Ayant pris cette sage résolution, il demanda à être conduit dans l'appartement qui lui était destiné.
L'aubergiste le fit monter par un escalier tournant qui aboutissait à une galerie sur laquelle donnaient plusieurs portes, comme celles des cellules d'un couvent; cette ressemblance n'excita pas une grande admiration en notre héros, qui se souvenait avec beaucoup d'ennui de l'avant-goût qu'il avait eu de bonne heure de la vie monastique. L'hôte s'arrêta au bout de la galerie, choisit une clef dans le trousseau qu'il portait à sa ceinture, ouvrit une porte et montra à Durward une chambre formant l'intérieur d'une tourelle. Elle était étroite à la vérité, mais fort propre, un peu écartée des autres, garnie d'un fort beau lit, et de meubles fort supérieurs à ceux qu'on trouve ordinairement dans les auberges; elle lui parut, au total, un petit palais.
– J'espère, monsieur, que vous trouverez votre appartement agréable, lui dit l'hôte en se retirant. C'est un devoir pour moi de satisfaire tous les amis de maître Pierre.
– L'heureux plongeon que j'ai fait ce matin! s'écria Quentin, qui en parlant ainsi pirouetta de contentement dans sa chambre, dès que l'hôte fut parti; il n'y eut jamais bonheur si grand, ni homme aussi mouillé. C'est un véritable déluge de bonne fortune.
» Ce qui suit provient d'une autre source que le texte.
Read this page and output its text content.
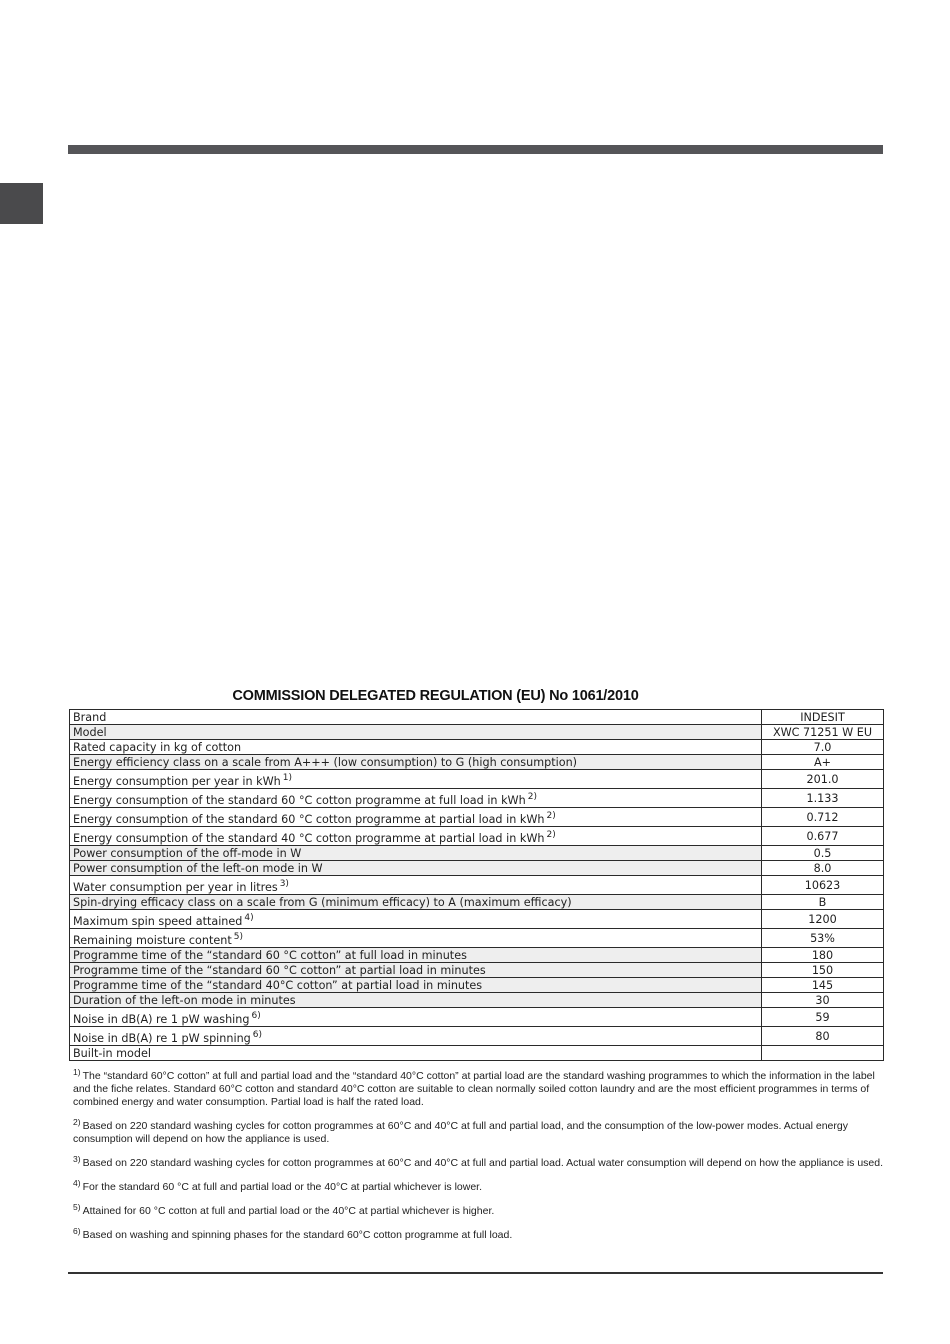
COMMISSION DELEGATED REGULATION (EU) No 1061/2010
Brand	INDESIT
Model	XWC 71251 W EU
Rated capacity in kg of cotton	7.0
Energy efficiency class on a scale from A+++ (low consumption) to G (high consumption)	A+
Energy consumption per year in kWh $^{1)}$	201.0
Energy consumption of the standard 60 °C cotton programme at full load in kWh $^{2)}$	1.133
Energy consumption of the standard 60 °C cotton programme at partial load in kWh $^{2)}$	0.712
Energy consumption of the standard 40 °C cotton programme at partial load in kWh $^{2)}$	0.677
Power consumption of the off-mode in W	0.5
Power consumption of the left-on mode in W	8.0
Water consumption per year in litres $^{3)}$	10623
Spin-drying efficacy class on a scale from G (minimum efficacy) to A (maximum efficacy)	B
Maximum spin speed attained $^{4)}$	1200
Remaining moisture content $^{5)}$	53%
Programme time of the “standard 60 °C cotton” at full load in minutes	180
Programme time of the “standard 60 °C cotton” at partial load in minutes	150
Programme time of the “standard 40°C cotton” at partial load in minutes	145
Duration of the left-on mode in minutes	30
Noise in dB(A) re 1 pW washing $^{6)}$	59
Noise in dB(A) re 1 pW spinning $^{6)}$	80
Built-in model	
$^{1)}$ The “standard 60°C cotton” at full and partial load and the “standard 40°C cotton” at partial load are the standard washing programmes to which the information in the label and the fiche relates. Standard 60°C cotton and standard 40°C cotton are suitable to clean normally soiled cotton laundry and are the most efficient programmes in terms of combined energy and water consumption. Partial load is half the rated load.
$^{2)}$ Based on 220 standard washing cycles for cotton programmes at 60°C and 40°C at full and partial load, and the consumption of the low-power modes. Actual energy consumption will depend on how the appliance is used.
$^{3)}$ Based on 220 standard washing cycles for cotton programmes at 60°C and 40°C at full and partial load. Actual water consumption will depend on how the appliance is used.
$^{4)}$ For the standard 60 °C at full and partial load or the 40°C at partial whichever is lower.
$^{5)}$ Attained for 60 °C cotton at full and partial load or the 40°C at partial whichever is higher.
$^{6)}$ Based on washing and spinning phases for the standard 60°C cotton programme at full load.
En parlant ainsi, il s'approcha de la petite fenêtre qui éclairait sa chambre. Comme la tourelle s'avançait considérablement au-delà de la ligne du bâtiment, on découvrait non-seulement le joli jardin assez étendu de l'auberge, mais encore la plantation de mûriers qu'on disait que maître Pierre avait fait faire pour élever des vers à soie. En détournant les yeux de ces objets éloignés, on découvrait directement, le long du mur, une seconde tourelle éclairée par une fenêtre qui faisait face à celle où notre héros se trouvait en ce moment. Or, il serait difficile à un homme qui a vingt ans de plus que n'en avait alors Quentin, de dire pourquoi cette seconde tourelle et cette seconde croisée l'intéressaient plus que le joli jardin et la belle plantation de mûriers, car, hélas! une tourelle dont la croisée n'est que entr'ouverte pour admettre l'air et ne pas laisser pénétrer le soleil ou les regards trop curieux peut-être, n'est vue qu'avec indifférence par des yeux de quarante ans et plus, quand même ils verraient suspendu tout à côté un luth à moitié caché sous un léger voile de soie verte. Mais à l'âge heureux de Durward, de tels accidens, comme un peintre les appellerait, forment une base suffisante pour y fonder cent visions aériennes, dont le souvenir fait sourire et soupirer, soupirer et sourire l'homme d'un âge mûr.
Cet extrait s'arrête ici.